I was about to step back into the bedroom when I heard the distinctive click of the front door opening. Cursing softly under my breath, I quickly snapped off the light and dashed across the room. I slipped through the bedroom window sliding it closed it seconds before she came into the room, tugging off the light T-shirt she’d worn to go jogging in. I sat there for a moment and watched her move around—this arrogant, selfish woman who’d been so completely indifferent to the havoc she’d created in her stupidity. She’d actually come to court with plane tickets to Paris; she had been that convinced she would be freed . . . the look on her face when the judge held her over for trial!
It all spiraled downward after that for this woman. She no longer looked like the same smug bitch I’d stared down in the police station. She lost her husband, her million dollar vacation home, and her teena
ge daughter. But it was nothing compared to what she’d taken from me.
As far as I was concerned, she shouldn’t be breathing!
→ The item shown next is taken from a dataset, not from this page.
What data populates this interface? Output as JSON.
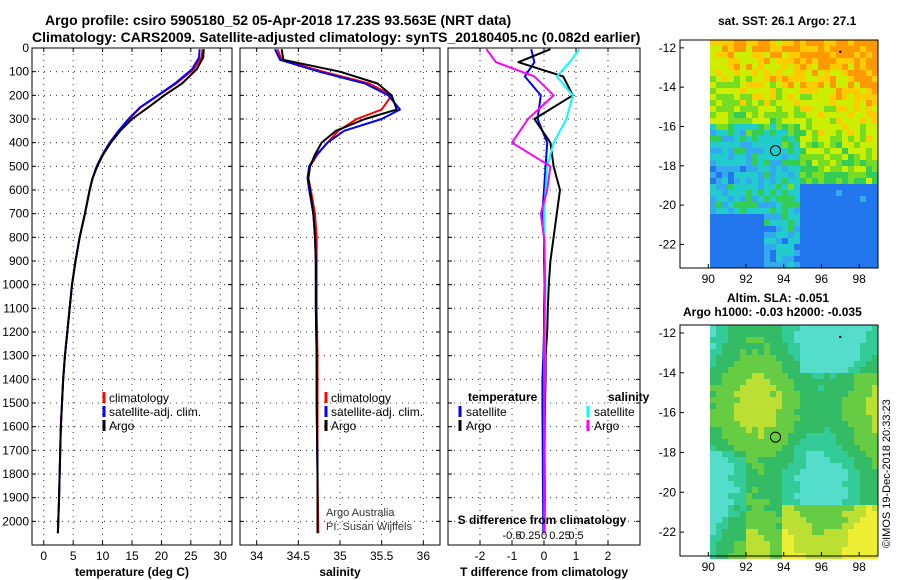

I watched her step into the bathroom, watched her reflection in the mirror as she undressed and stepped into the shower stall. Hatred burned inside of me, a familiar sensation. It’d lived there for five years. It would likely continue to live there for the rest of my life.
I welcomed it.
My phone rang, the musical tone making me jump. I stepped quickly away from the building, and crossed over to the sidewalk. “Maclean Harris.” I barked, hoping I sounded more business-like than guilty.
“It’s Cady. The boss wants you in the office.”
“A case?”
“Looks like it.”
“I’m on my way.”
I shouldn’t have come here. I knew that. Just like I knew that I should have left town when it was all said and done, and when I had been released from the police department for conduct unbecoming an officer. I should have moved on with my life as Sergeant Michaels had advised when he told me results of the internal affairs investigation. But I couldn’t, not when I learned she would be released from prison and had filed paperwork that would allow her to settle in Walnut Estate.
I was pretty sure Sergeant Michaels wouldn’t have done things any differently in my shoes.
I got to my car, parked three blocks away from the apartment building, and pulled the picture from my pocket. Meredith had been such a beautiful woman! Hair the color of the sand on the beach, blue eyes that twinkled just like the ocean water as it reached the shore; she was one of the most beautiful women I’d ever known. The way she made me feel with just a look—I had known from the moment we met in junior high that she would be my wife. I knew we’d have a big family, live a good life together here where we both grew up. I knew it like I knew my name, like I knew my reflection in a mirror. And she knew it, too. But then this woman came along and turned everything upside down. How was I supposed to move on with my life when this woman was allowed to continue breathing while my Meredith was lying six feet underground?